Hesperiden. Nieuwe poëzie in den avond des levens
(1888)–J.P. Hasebroek– Auteursrecht onbekend
[pagina 65]
| |
Gijsbert-Karel.
| |
[pagina 66]
| |
Maar als ik ééne deugd - of zegge ik beter gaav'? -
Den vriend des volks verleend, vóór de andere mocht roemen,
Die meer dan eenig ons zijn wondre grootheid staav',
'k Zou, Gijsbert Karel, uw Geloofsvertrouwen roemen.

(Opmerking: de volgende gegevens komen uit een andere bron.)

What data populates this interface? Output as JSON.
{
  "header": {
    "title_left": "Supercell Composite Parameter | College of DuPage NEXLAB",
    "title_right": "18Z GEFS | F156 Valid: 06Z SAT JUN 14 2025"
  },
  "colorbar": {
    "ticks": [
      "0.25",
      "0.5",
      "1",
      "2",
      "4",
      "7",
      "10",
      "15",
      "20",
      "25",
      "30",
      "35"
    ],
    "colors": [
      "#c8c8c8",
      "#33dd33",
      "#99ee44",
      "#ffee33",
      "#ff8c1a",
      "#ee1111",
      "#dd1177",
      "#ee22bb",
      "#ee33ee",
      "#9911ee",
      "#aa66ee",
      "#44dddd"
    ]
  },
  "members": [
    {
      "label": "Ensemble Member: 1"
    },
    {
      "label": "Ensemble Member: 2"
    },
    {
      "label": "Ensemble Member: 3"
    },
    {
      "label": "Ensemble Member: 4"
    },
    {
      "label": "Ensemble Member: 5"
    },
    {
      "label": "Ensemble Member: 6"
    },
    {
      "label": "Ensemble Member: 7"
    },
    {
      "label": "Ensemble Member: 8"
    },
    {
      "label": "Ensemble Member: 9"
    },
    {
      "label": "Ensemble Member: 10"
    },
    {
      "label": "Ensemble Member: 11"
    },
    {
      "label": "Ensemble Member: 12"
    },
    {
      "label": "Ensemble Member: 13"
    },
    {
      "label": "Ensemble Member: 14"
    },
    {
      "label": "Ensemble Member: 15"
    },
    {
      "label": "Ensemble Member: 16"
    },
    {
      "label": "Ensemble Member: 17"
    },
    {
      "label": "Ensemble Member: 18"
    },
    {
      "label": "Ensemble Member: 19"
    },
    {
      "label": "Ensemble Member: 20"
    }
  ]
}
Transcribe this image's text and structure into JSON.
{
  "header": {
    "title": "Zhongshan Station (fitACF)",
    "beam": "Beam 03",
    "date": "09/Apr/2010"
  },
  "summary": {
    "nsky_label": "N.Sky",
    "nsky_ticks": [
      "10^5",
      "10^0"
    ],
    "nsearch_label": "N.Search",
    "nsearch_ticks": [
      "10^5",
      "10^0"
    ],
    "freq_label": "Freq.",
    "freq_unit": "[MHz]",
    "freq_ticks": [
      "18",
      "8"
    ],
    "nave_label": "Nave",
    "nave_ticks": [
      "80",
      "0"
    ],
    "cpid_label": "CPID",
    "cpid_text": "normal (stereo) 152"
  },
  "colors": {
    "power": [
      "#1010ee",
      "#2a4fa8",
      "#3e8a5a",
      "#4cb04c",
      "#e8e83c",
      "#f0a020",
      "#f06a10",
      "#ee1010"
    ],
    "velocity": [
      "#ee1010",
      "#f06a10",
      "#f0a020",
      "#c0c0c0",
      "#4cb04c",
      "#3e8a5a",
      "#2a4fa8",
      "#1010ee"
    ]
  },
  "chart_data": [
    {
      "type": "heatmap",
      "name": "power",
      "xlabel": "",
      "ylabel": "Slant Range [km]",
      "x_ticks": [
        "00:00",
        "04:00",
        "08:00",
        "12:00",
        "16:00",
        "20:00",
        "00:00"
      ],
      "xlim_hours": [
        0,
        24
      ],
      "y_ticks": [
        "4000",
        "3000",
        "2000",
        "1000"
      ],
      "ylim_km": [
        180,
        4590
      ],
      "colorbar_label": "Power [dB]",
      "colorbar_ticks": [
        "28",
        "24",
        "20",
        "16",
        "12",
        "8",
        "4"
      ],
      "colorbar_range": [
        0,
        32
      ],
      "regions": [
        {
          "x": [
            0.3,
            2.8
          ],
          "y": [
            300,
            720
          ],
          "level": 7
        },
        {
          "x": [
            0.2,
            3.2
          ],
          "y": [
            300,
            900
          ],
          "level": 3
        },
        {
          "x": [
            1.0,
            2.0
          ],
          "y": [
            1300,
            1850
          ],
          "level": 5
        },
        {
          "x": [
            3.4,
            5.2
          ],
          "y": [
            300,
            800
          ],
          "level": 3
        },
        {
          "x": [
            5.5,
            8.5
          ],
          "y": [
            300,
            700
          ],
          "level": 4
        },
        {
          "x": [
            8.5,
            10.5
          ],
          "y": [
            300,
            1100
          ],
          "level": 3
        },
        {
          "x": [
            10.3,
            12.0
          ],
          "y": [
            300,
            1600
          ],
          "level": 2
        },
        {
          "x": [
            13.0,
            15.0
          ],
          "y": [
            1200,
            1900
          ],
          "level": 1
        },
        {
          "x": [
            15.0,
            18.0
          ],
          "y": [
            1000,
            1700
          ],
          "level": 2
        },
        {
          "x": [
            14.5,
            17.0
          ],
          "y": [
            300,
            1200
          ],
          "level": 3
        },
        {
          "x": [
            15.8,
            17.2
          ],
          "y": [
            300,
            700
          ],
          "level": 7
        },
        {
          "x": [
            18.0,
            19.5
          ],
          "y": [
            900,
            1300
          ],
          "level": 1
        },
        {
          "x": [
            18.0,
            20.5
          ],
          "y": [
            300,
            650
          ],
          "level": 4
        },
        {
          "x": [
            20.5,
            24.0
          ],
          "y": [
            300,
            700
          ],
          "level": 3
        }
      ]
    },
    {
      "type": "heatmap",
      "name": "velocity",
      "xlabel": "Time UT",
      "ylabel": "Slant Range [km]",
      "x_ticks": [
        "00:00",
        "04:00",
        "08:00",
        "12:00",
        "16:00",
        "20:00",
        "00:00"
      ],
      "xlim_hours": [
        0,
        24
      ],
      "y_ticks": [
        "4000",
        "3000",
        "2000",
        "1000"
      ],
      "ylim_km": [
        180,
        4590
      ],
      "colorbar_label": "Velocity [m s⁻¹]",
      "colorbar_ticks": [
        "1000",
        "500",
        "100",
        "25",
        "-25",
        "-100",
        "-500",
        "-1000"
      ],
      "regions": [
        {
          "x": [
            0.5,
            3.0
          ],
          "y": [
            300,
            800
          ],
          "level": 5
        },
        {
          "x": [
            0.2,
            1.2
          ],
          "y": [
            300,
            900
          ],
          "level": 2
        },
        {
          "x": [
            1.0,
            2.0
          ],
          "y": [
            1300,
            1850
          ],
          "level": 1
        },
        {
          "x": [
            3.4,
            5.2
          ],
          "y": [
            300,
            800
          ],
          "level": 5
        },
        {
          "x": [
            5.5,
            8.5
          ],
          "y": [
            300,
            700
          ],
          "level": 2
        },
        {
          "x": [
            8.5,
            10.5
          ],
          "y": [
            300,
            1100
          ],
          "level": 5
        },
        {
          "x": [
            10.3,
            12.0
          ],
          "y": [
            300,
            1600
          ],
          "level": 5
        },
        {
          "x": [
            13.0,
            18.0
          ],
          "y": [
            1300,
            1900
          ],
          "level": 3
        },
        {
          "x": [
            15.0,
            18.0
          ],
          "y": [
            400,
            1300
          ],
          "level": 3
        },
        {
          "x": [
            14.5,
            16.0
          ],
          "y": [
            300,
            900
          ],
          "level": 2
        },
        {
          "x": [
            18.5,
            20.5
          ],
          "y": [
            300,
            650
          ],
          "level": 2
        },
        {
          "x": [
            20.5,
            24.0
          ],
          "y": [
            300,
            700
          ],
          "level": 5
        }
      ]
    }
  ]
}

Van Mozes werd gezegd: Hij hield zich moedig vast,
Als zag hij d'Ongeziene. In 's vijands eigen landen
Reeds riep hij 't Paaschfeest uit, alsof hij alreê tast
De zegekroon, verwacht na 't brijzlen aller banden.
Zóó gij, o Hogendorp! In de eenzaamheid der cel,
Terwijl op hoofd en nek nog 's Dwingers juk bleef wegen,
Schreeft gij der wetten Wet, die, na des volks herstel,
't Palladium zou zijn der vrijheid, dan herkregen.
Wat Luthers keuze was: Behoudnis door 't Geloof!
Al blonk 't niet op een vaan, 't stond in uw ziel geschreven:
En dies, wat aan den tand des tijds ook vall' ten roof,
Uw naam zal bij ons volk naast dien Geloofsheld leven.
Ja, meer! De Christen, die, ook voor 't behoud der ziel,
Slechts op 't Geloove bouwt, leere in uw school verkeeren,
En wachte in elken storm voor Hollands kleine kiel
De redding door 't Geloof van de eeuwge trouw des Heeren!